Figurez-vous que mon opticien mutualiste est situé dans le mythique passage Pommeraye à Nantes. Ce vieux passage commercial du 19e siècle, qui a été restauré il y a quelques années, a été rendu fameux par « Lola » un film assommant de l’impayable Jacques Demy (accessoirement ex-époux d’Agnès Varda ; laquelle vient de nous quitter) avec Anouk Aimé qui y subit une coiffure faite de plâtre et filasse (semble-t-il) en tout cas comme moulée ou sculptée par un maître staffeur ornemaniste.
À noter que, si j’en crois les images (*) de la scène célèbre dans le Passage (> ici en intégralité) avant qu’il ne s’y trouve un opticien mutualiste, c’était en 1961 une boutique de caleçons — et c’est donc tant mieux que cela ait changé depuis : je n’y verrais sinon vraiment plus grand chose aujourd’hui. Mais passons… (**)
En sortant du passage voilatypa que je trouve sur le sol une boucle d’oreille. Or il se passe que je collectionne depuis plus de vingt ans ; enfin : les boucles d’oreilles trouvées à terre (j’en ai peu : le sujet, très spécifique n’est pas si courant). Cette boucle d’oreille, la voici :
2- Il n’y avait alentour de femme susceptible de l’avoir portée (On ne sait donc pas à qui elle était),
3- On ignore dans quelles circonstances, pourquoi, comment, elle a été perdue,
4- On ne peut savoir quand elle a été perdue (10 secondes ou dix heures ? Pas plus en tout cas…).
En l’occurrence une seule certitude : elle n’était pas portée par Lola/Anouk qui n’en porte pas sous sa moulure de cheveux en plâtre (j’ai bien regardé la scène) et, enfin, depuis 60 ans que le film a été tourné, elle aurait été trouvée plus tôt par autre que moi.
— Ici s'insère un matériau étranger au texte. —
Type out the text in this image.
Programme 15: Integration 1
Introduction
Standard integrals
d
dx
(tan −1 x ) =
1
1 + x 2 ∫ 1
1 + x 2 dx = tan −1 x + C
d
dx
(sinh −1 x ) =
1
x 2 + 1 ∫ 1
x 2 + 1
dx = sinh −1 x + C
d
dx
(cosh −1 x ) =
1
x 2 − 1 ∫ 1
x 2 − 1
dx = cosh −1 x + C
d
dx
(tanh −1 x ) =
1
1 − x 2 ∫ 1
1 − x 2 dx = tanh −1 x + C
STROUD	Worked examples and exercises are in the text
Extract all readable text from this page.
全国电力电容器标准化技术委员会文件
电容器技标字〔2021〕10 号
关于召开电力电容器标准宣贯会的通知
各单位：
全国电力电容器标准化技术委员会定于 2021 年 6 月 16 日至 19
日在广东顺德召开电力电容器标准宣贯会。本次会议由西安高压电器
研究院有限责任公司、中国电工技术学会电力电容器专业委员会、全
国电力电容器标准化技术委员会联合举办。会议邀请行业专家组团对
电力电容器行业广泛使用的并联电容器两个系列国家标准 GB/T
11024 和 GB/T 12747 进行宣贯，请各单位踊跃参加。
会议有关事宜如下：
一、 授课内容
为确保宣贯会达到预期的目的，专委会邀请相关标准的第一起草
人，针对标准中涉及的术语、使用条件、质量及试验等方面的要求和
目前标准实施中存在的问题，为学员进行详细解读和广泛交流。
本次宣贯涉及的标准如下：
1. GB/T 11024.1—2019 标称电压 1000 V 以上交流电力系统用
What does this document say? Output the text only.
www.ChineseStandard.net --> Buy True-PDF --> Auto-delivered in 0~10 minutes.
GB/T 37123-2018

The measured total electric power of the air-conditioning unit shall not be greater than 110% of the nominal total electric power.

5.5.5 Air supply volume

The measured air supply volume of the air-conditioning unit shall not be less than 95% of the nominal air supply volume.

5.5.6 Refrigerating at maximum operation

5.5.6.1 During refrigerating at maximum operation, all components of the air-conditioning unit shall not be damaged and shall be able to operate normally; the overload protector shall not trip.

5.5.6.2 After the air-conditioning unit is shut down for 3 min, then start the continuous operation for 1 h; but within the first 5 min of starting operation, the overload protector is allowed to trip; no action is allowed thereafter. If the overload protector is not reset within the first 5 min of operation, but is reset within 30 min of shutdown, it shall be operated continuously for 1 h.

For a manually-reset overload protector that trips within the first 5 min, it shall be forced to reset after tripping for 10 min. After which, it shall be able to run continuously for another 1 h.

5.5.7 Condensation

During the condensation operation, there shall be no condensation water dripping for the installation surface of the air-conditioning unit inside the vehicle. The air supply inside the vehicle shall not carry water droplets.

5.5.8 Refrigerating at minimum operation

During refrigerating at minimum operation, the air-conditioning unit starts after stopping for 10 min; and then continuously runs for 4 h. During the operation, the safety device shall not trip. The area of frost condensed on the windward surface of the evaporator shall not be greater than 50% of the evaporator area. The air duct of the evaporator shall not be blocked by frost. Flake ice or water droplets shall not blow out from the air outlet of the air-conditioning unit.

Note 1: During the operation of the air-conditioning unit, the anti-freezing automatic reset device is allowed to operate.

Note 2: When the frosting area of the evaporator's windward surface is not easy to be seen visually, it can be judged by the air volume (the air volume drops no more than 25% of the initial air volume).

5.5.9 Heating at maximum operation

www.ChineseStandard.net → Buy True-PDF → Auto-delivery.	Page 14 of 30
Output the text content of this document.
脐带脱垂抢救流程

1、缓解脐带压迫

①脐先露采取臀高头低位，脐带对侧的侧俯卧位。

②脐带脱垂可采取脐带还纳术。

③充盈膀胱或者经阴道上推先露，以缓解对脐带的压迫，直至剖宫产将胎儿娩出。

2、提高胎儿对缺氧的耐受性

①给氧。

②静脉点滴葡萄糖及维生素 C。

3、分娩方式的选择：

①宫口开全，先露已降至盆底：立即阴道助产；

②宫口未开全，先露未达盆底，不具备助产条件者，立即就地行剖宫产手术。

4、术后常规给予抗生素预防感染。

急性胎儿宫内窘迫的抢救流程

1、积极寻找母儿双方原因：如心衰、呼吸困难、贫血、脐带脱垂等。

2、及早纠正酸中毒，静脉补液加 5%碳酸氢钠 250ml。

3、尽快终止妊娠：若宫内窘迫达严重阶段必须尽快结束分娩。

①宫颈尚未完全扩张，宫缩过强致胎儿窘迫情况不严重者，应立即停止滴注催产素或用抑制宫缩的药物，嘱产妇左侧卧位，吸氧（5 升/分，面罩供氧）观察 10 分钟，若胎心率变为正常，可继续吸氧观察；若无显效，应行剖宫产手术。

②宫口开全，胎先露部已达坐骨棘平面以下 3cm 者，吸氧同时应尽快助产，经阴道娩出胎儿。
On crée des romans ou des films avec moins que ça.
Voici le reste de ma maigre collection avec les indications de mémoire (je pensais avoir bien plus de boucles, mais comme cela fait de nombreuses années et un déménagement que je n’avais pas rajouté de nouvelle pièce, je pense que j’ai perdu une boîte qui en contenait quatre ou cinq autres supplémentaires — résolues donc à n’être qu’à jamais perdues) :
Il y a plusieurs années, en tant que type qui vénère les femmes (et encore plus les femmes à boucles et à bracelets en abondance qui tintent), j’avais envisagé d’écrire un recueil de nouvelles (des portraits/histoires de femmes) inspiré de ces boucles (pourtant pas très jolies !) d’inconnues, mais pour cela j’attendais d’en dénicher d’autres. Toutefois, les années passant, les trouvailles étant rares, et tous mes projets littéraires étant abandonnés par manque de temps, je sais que je n’écrirai jamais ces histoires… En revanche, vous, pouvez le faire ! Il s’agit donc dans les fictions ou portraits de femmes de répondre aux questions précédemment posées (pas forcément toutes, hein) ; du moins pas d’y répondre point par point, mais de faire écho aux questions qui jaillissent au travers de leur existence (On est pour autant pas obligé de bâtir une histoire aussi complexe que celle-ci) :
Je vous propose donc de choisir une de ces boucles de cette modeste collection et de vous baser sur elle pour bâtir votre histoire de femme. OU ALORS de choisir une autre boucle d’oreille. Par exemple une boucle qui est orpheline chez vous ; que vous avez trouvée ; que vous voyez sur une photo, dont vous connaissez l’existence… Ou une boucle que vous regrettez, dont vous vous souvenez, grâce à laquelle ou sans laquelle plus rien n’a été ou ne sera jamais pareil… Ou une boucle que vous avez perdue, une boucle que vous avez volée, achetée, donnée (puis qui a été perdue)…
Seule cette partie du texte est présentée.